[Date Prev][Date Next][Thread Prev][Thread Next][Date Index][Thread Index]
bug#6252: Emacs does not implement URL (aka "percent") decoding correctl
From: |
YAMAMOTO Mitsuharu |
Subject: |
bug#6252: Emacs does not implement URL (aka "percent") decoding correctly. |
Date: |
Mon, 24 May 2010 12:33:46 +0900 |
User-agent: |
Wanderlust/2.14.0 (Africa) SEMI/1.14.6 (Maruoka) FLIM/1.14.8 (Shijō) APEL/10.6 Emacs/22.3 (sparc-sun-solaris2.8) MULE/5.0 (SAKAKI) |
>>>>> On Sun, 23 May 2010 01:46:54 +0200, José A. Romero L.
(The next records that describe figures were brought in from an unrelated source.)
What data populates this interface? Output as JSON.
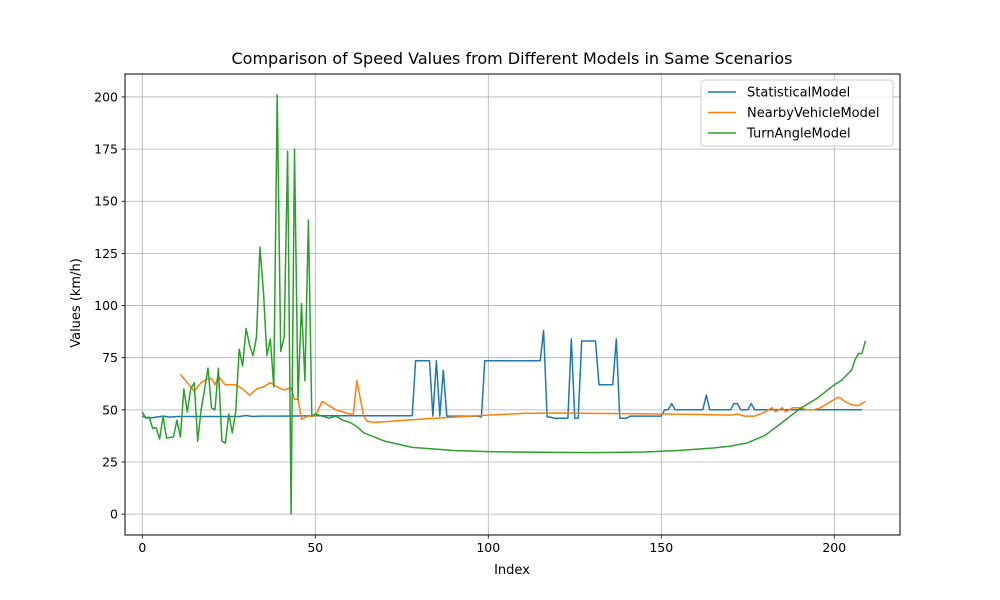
{
  "chart_data": {
    "type": "line",
    "title": "Comparison of Speed Values from Different Models in Same Scenarios",
    "xlabel": "Index",
    "ylabel": "Values (km/h)",
    "xlim": [
      -5,
      219
    ],
    "ylim": [
      -10,
      211
    ],
    "xticks": [
      0,
      50,
      100,
      150,
      200
    ],
    "yticks": [
      0,
      25,
      50,
      75,
      100,
      125,
      150,
      175,
      200
    ],
    "grid": true,
    "legend_position": "top-right",
    "series": [
      {
        "name": "StatisticalModel",
        "color": "#1f77b4",
        "points": [
          [
            0,
            47
          ],
          [
            2,
            46
          ],
          [
            4,
            46.5
          ],
          [
            6,
            47
          ],
          [
            8,
            46.5
          ],
          [
            10,
            46.8
          ],
          [
            20,
            46.8
          ],
          [
            28,
            46.8
          ],
          [
            30,
            47.3
          ],
          [
            32,
            46.8
          ],
          [
            34,
            47
          ],
          [
            40,
            47
          ],
          [
            50,
            47.2
          ],
          [
            60,
            47.2
          ],
          [
            78,
            47.2
          ],
          [
            79,
            73.5
          ],
          [
            83,
            73.5
          ],
          [
            84,
            47
          ],
          [
            85,
            73.5
          ],
          [
            86,
            47
          ],
          [
            87,
            69
          ],
          [
            88,
            47
          ],
          [
            97,
            47
          ],
          [
            98,
            46.5
          ],
          [
            99,
            73.5
          ],
          [
            115,
            73.5
          ],
          [
            116,
            88
          ],
          [
            117,
            46.5
          ],
          [
            118,
            46.5
          ],
          [
            119,
            46
          ],
          [
            123,
            46
          ],
          [
            124,
            84
          ],
          [
            125,
            46
          ],
          [
            126,
            46
          ],
          [
            127,
            83
          ],
          [
            131,
            83
          ],
          [
            132,
            62
          ],
          [
            136,
            62
          ],
          [
            137,
            84
          ],
          [
            138,
            46
          ],
          [
            140,
            46
          ],
          [
            141,
            47
          ],
          [
            150,
            47
          ],
          [
            151,
            50
          ],
          [
            152,
            50
          ],
          [
            153,
            53
          ],
          [
            154,
            50
          ],
          [
            162,
            50
          ],
          [
            163,
            57
          ],
          [
            164,
            50
          ],
          [
            170,
            50
          ],
          [
            171,
            53
          ],
          [
            172,
            53
          ],
          [
            173,
            50
          ],
          [
            175,
            50
          ],
          [
            176,
            53
          ],
          [
            177,
            50
          ],
          [
            208,
            50
          ]
        ]
      },
      {
        "name": "NearbyVehicleModel",
        "color": "#ff7f0e",
        "points": [
          [
            11,
            67
          ],
          [
            13,
            63
          ],
          [
            15,
            59
          ],
          [
            17,
            63
          ],
          [
            19,
            65
          ],
          [
            20,
            65
          ],
          [
            21,
            62
          ],
          [
            22,
            66
          ],
          [
            24,
            62
          ],
          [
            27,
            62
          ],
          [
            29,
            60
          ],
          [
            31,
            57
          ],
          [
            33,
            60
          ],
          [
            35,
            61
          ],
          [
            37,
            63
          ],
          [
            39,
            61
          ],
          [
            41,
            59.5
          ],
          [
            43,
            60.5
          ],
          [
            44,
            55
          ],
          [
            45,
            55
          ],
          [
            46,
            45.5
          ],
          [
            48,
            47
          ],
          [
            50,
            47
          ],
          [
            52,
            54
          ],
          [
            54,
            52
          ],
          [
            56,
            50
          ],
          [
            58,
            49
          ],
          [
            60,
            48
          ],
          [
            61,
            48
          ],
          [
            62,
            64
          ],
          [
            64,
            47
          ],
          [
            65,
            44.5
          ],
          [
            67,
            44
          ],
          [
            72,
            44.5
          ],
          [
            80,
            45.5
          ],
          [
            90,
            46.5
          ],
          [
            100,
            47.5
          ],
          [
            110,
            48.3
          ],
          [
            120,
            48.5
          ],
          [
            130,
            48.3
          ],
          [
            140,
            48.2
          ],
          [
            150,
            48
          ],
          [
            160,
            47.8
          ],
          [
            170,
            47.5
          ],
          [
            172,
            48
          ],
          [
            174,
            47
          ],
          [
            177,
            47
          ],
          [
            180,
            49
          ],
          [
            182,
            51
          ],
          [
            183,
            49
          ],
          [
            185,
            51
          ],
          [
            186,
            49
          ],
          [
            188,
            51
          ],
          [
            190,
            51
          ],
          [
            192,
            50
          ],
          [
            194,
            50
          ],
          [
            196,
            51
          ],
          [
            198,
            53
          ],
          [
            200,
            55
          ],
          [
            201,
            56
          ],
          [
            202,
            55.5
          ],
          [
            203,
            54
          ],
          [
            205,
            52.5
          ],
          [
            207,
            52
          ],
          [
            208,
            53
          ],
          [
            209,
            54
          ]
        ]
      },
      {
        "name": "TurnAngleModel",
        "color": "#2ca02c",
        "points": [
          [
            0,
            49
          ],
          [
            1,
            46
          ],
          [
            2,
            46.5
          ],
          [
            3,
            41
          ],
          [
            4,
            41.5
          ],
          [
            5,
            36
          ],
          [
            6,
            47
          ],
          [
            7,
            36.5
          ],
          [
            9,
            37
          ],
          [
            10,
            45
          ],
          [
            11,
            37
          ],
          [
            12,
            60
          ],
          [
            13,
            49
          ],
          [
            14,
            60
          ],
          [
            15,
            63
          ],
          [
            16,
            35
          ],
          [
            17,
            50
          ],
          [
            18,
            60
          ],
          [
            19,
            70
          ],
          [
            20,
            51
          ],
          [
            21,
            50
          ],
          [
            22,
            70
          ],
          [
            23,
            35
          ],
          [
            24,
            34
          ],
          [
            25,
            48
          ],
          [
            26,
            39
          ],
          [
            27,
            49
          ],
          [
            28,
            79
          ],
          [
            29,
            71
          ],
          [
            30,
            89
          ],
          [
            31,
            81
          ],
          [
            32,
            76
          ],
          [
            33,
            85
          ],
          [
            34,
            128
          ],
          [
            35,
            107
          ],
          [
            36,
            76
          ],
          [
            37,
            84
          ],
          [
            38,
            61
          ],
          [
            39,
            201
          ],
          [
            40,
            78
          ],
          [
            41,
            85
          ],
          [
            42,
            174
          ],
          [
            43,
            0
          ],
          [
            44,
            175
          ],
          [
            45,
            55
          ],
          [
            46,
            101
          ],
          [
            47,
            64
          ],
          [
            48,
            141
          ],
          [
            49,
            47
          ],
          [
            50,
            48
          ],
          [
            52,
            47
          ],
          [
            54,
            46
          ],
          [
            56,
            47
          ],
          [
            58,
            45
          ],
          [
            60,
            44
          ],
          [
            62,
            42
          ],
          [
            64,
            39
          ],
          [
            70,
            35
          ],
          [
            78,
            32
          ],
          [
            90,
            30.5
          ],
          [
            100,
            30
          ],
          [
            115,
            29.7
          ],
          [
            130,
            29.5
          ],
          [
            145,
            29.8
          ],
          [
            155,
            30.5
          ],
          [
            165,
            31.7
          ],
          [
            170,
            32.6
          ],
          [
            175,
            34.2
          ],
          [
            180,
            37.8
          ],
          [
            185,
            44
          ],
          [
            190,
            50.5
          ],
          [
            195,
            55.5
          ],
          [
            200,
            62
          ],
          [
            202,
            64
          ],
          [
            205,
            69
          ],
          [
            206,
            74
          ],
          [
            207,
            77
          ],
          [
            208,
            77
          ],
          [
            209,
            83
          ]
        ]
      }
    ]
  }
}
>>>>> <escherdragon@gmail.com> said:
> Seems that RFC 3986 has not been implemented correctly in
> Emacs. IMHO that is an important hole you have found there. The
> standard requires that all unreserved characters be encoded/decoded
> as UTF8 bytes.
If you are referring to the following part of RFC 3986, it doesn't say
anything about existing URI schemes (as opposed to "a new URI
scheme"), those defining a component that does NOT represent textual
data, or even for textual data, those NOT consisting of characters
from the Universal Character Sets.
When a new URI scheme defines a component that represents textual
data consisting of characters from the Universal Character Set
[UCS], the data should first be encoded as octets according to the
UTF-8 character encoding [STD63]; then only those octets that do not
correspond to characters in the unreserved set should be percent-
encoded.
(See also http://lists.gnu.org/archive/html/emacs-devel/2006-08/msg00065.html)
Though returning a multibyte string decoded as UTF-8 would be useful
for many cases, I think some "unhex"ing function should also provide a
functionality to return a unibyte string.
YAMAMOTO Mitsuharu
mituharu@math.s.chiba-u.ac.jp